Here is my attempt at proposing such a syllabus — which I will probably revise after discussions at PETS 2009 next week.

  1. An introduction to Privacy Technology
    An overview of the basic concepts, different fields like technology and law, motivation, threat models, Soft versus Hard privacy technology.
    Slides from the 2007 COSIC course: Introduction to Privacy Technology [pdf]
    (Claudia Diaz has vastly improved these slides to present a lecture on the same topic in this years COSIC course.)
  2. Privacy in authentication
    Modern authentication protocols, initiator privacy and responder privacy, JFKi and JFKr examples, secure password authentication, PAK.
    Slides from Estonia computer security course in 2007: Secure authentication[pdf, start at slide 3]
  3. Selective Disclosure Credentials
    Zero knowledge proofs, selective disclosure for discrete logs, Brands credentials, CL signatures and CL credentials, e-cash, abuse prevention.
    Slides from Estonia computer security course in 2007: Anonymous credentials[pdf, start at slide 45]
  4. Anonymous communications
    Proxies, Crowds, DC networks, mix networks and onion routing.
    Slides from ITE talk in 2006: Introducing Anonymous Communications[pdf]
  5. An introduction to traffic analysis
    History, identification, information extraction, military applications, internet security, traffic data availability
    Slides from SantaCrypt 2005 in Prague: An introduction to traffic analysis[pdf]
  6. The traffic analysis of anonymous communications
    Cryptographic attacks, long term intersection and disclosure, short term disclosure, bridging, network discovery.

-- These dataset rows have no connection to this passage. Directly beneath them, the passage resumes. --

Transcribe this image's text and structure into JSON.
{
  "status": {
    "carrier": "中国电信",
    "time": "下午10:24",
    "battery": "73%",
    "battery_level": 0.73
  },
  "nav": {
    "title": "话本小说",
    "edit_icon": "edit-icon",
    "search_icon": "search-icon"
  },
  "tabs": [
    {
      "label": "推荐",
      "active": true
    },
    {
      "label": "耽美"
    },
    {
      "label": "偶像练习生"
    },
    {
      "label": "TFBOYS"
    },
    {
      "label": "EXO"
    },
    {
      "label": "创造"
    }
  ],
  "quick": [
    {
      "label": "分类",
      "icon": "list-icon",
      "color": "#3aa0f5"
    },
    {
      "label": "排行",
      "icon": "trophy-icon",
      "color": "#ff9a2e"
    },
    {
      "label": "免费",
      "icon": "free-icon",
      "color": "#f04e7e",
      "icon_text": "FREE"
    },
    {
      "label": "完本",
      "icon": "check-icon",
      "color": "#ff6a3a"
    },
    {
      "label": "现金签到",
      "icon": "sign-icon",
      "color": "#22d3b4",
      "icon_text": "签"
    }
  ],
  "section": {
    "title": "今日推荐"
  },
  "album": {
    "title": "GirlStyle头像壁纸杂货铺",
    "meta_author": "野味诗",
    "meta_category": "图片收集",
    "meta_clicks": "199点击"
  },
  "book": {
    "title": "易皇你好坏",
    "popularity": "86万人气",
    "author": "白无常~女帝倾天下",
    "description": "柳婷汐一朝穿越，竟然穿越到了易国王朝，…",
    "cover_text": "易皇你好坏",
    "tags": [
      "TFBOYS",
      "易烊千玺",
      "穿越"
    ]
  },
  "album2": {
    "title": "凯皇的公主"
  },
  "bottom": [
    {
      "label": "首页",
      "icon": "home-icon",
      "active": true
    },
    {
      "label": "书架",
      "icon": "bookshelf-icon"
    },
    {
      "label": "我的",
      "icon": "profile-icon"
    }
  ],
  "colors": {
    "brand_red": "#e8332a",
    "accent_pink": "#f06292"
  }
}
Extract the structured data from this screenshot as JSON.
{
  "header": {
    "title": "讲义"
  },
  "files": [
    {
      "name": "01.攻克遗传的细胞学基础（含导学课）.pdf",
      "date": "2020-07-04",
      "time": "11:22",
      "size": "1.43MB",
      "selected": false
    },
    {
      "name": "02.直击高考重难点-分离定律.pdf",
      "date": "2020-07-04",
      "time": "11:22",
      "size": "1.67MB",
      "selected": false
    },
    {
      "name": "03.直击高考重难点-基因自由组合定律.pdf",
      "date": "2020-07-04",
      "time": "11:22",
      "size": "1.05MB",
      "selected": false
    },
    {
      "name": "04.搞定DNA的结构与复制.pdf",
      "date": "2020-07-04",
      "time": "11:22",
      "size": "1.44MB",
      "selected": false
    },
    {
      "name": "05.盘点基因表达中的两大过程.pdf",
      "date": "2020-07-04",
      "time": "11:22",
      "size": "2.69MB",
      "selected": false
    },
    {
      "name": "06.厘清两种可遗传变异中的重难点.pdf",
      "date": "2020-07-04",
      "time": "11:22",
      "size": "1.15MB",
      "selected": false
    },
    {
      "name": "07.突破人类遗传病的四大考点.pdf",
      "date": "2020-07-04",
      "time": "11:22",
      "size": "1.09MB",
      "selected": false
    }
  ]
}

    Slides from Umass Amherst talk: Introduction to traffic analysis[pdf]
  7. Privacy in Databases
    Inference control, k-anonymity, differential privacy, perturbation, trackers.
    Slides from CFP 2007: Privacy in Databases[pdf, start at slide 58]
  8. Privacy in Storage
    Encrypted storage, steganographic storage, remote storage, traffic analysis of storage protocols.
  9. Secure Elections
    Electronic voting technologies, secure crypto elections, manual zero-knowledge proofs, receipt freeness, robust mixing.
  10. Censorship resistance and availability
    Blocking technologies, counter-blocking technologies, RF technologies, peer-to-peer file sharing, decentralisation and reputation technologies, sybil attacks.
  11. Location privacy
    Location based services, Mix zones, ad-hoc network privacy, location privacy friendly location services (PriPAYD), charging schemes.
  12. Identity management protocols
    Federated identity management, Liberty, InfoCards, OpenID, PRIME project concepts, privacy policies, P3p, SecPAL.
  13. Economic, legal and policy issues of Privacy Technology
    Privacy economics & attitudes, data protection, data retention, interception by design, lawful access, coercion, privacy as a right, health information.

Note that the order of the topics is arbitrary, and mostly related to what slides I have already available. One could start with less technical subjects and then go to the more cryptographic and statistical topics. If anyone has any nice pointers to slide decks for the topics that have none for the moment, I would appriciate them.